Approximately 50 people gathered on Friday afternoon to watch as the steeple of Sacred Heart Catholic Church was lifted from the building. The removal signalled the beginning of the demolition of the church.

The condition of the church, built in 1923, had been deteriorating, which led the congregation to stop using the building four years ago. Services have since been held in the gymnasium of Bompas Elementary School. Planning and fundraising is also been underway for the construction of a new church building.

The goal is to build an L-shaped building in the same location as the current church on the village's main street.

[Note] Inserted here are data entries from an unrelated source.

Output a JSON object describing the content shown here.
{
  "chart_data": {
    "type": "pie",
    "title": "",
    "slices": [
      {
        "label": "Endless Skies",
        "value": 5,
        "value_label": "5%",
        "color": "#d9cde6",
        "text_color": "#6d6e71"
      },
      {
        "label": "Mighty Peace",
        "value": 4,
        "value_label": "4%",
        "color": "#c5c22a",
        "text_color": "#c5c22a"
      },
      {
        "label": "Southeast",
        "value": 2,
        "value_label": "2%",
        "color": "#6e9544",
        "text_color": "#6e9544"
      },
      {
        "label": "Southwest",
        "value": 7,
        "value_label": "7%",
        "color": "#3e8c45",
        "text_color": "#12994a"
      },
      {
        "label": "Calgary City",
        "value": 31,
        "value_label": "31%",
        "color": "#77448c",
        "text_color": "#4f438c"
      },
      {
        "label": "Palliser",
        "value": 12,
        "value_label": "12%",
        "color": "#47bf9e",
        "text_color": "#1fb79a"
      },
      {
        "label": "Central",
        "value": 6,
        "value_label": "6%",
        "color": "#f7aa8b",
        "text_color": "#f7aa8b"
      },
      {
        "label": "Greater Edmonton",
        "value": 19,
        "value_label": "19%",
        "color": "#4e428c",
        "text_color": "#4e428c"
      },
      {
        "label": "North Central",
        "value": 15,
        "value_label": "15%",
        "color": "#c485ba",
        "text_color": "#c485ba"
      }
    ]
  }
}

The building will include a church and an attached residence for the priest, said Darlene Sibbeston, a member of the New Church Building Committee.

Since taking over the fundraising for the project at the beginning of February, the committee has raised a little less than $9,000. Sibbeston said he is uncertain of the total amount raised.

By August, Sibbeston said the committee hopes to have a firm fundraising goal after receiving price quotes. A fundraising thermometer will be set up to show Fort Simpson residents the progress, she said.

Watching from a grassy lot kitty-corner from the church, Sibbeston said the removal of the steeple is a cause for mixed emotions.

"It's sad but it's happy," she said.

On the positive side, the removal shows progress is being made and the project is moving forward, said Sibbeston.

However, Sibbeston said she was thinking about all of her memories linked to the church including her baptism, first communion and confirmation ceremonies.

Watching the process was also emotional for Pearl Norwegian. Pearl's father Leo Norwegian helped build and erect the steeple in 1959.

"I thought this day would never come," she said. From the inside, the church always looked so clean and there was no indication it would ever come apart, Pearl said.

Wilbert Antoine also found himself reminiscing as the steeple was being prepared for removal.

"It's a bit nostalgic," he said. "It's a little sad to see history going down."

Wilbert had his first job in the church in approximately 1958, serving mass every Sunday that summer, a task for which he received a new bicycle as a reward.

Wilbert's grandparents celebrated their 50th wedding anniversary in the church. The steeple is a landmark, he said.

The construction of the steeple comes with its own story.

Leo Norwegian and Fred Sibbeston were operating a crane in 1959 during the construction of Thomas Simpson and Bompas Elementary Schools, said Jonas Antoine.

The two men talked to the father at the time about building a steeple for the church.

When it came time to lift the steeple in place, however, they discovered the crane was too short for the job. The men lowered the steeple back down and returned with a long tree trunk, approximately 60 feet tall, that they secured to the end of the boom. They strapped the steeple to the other end of the log and then lifted it into place, said Jonas.

The steeple and the bell inside of it will be saved and used in the new church building, said Sibbeston. Other parts of the church, including the pews, altar, lighting fixtures and interior doors, have also been saved. The rest of the building is scheduled to be demolished this fall.

Rowe's Construction donated its services to remove the steeple. Two staff members from the Northwest Territories Power Corporation assisted the six Rowe's employees during the process.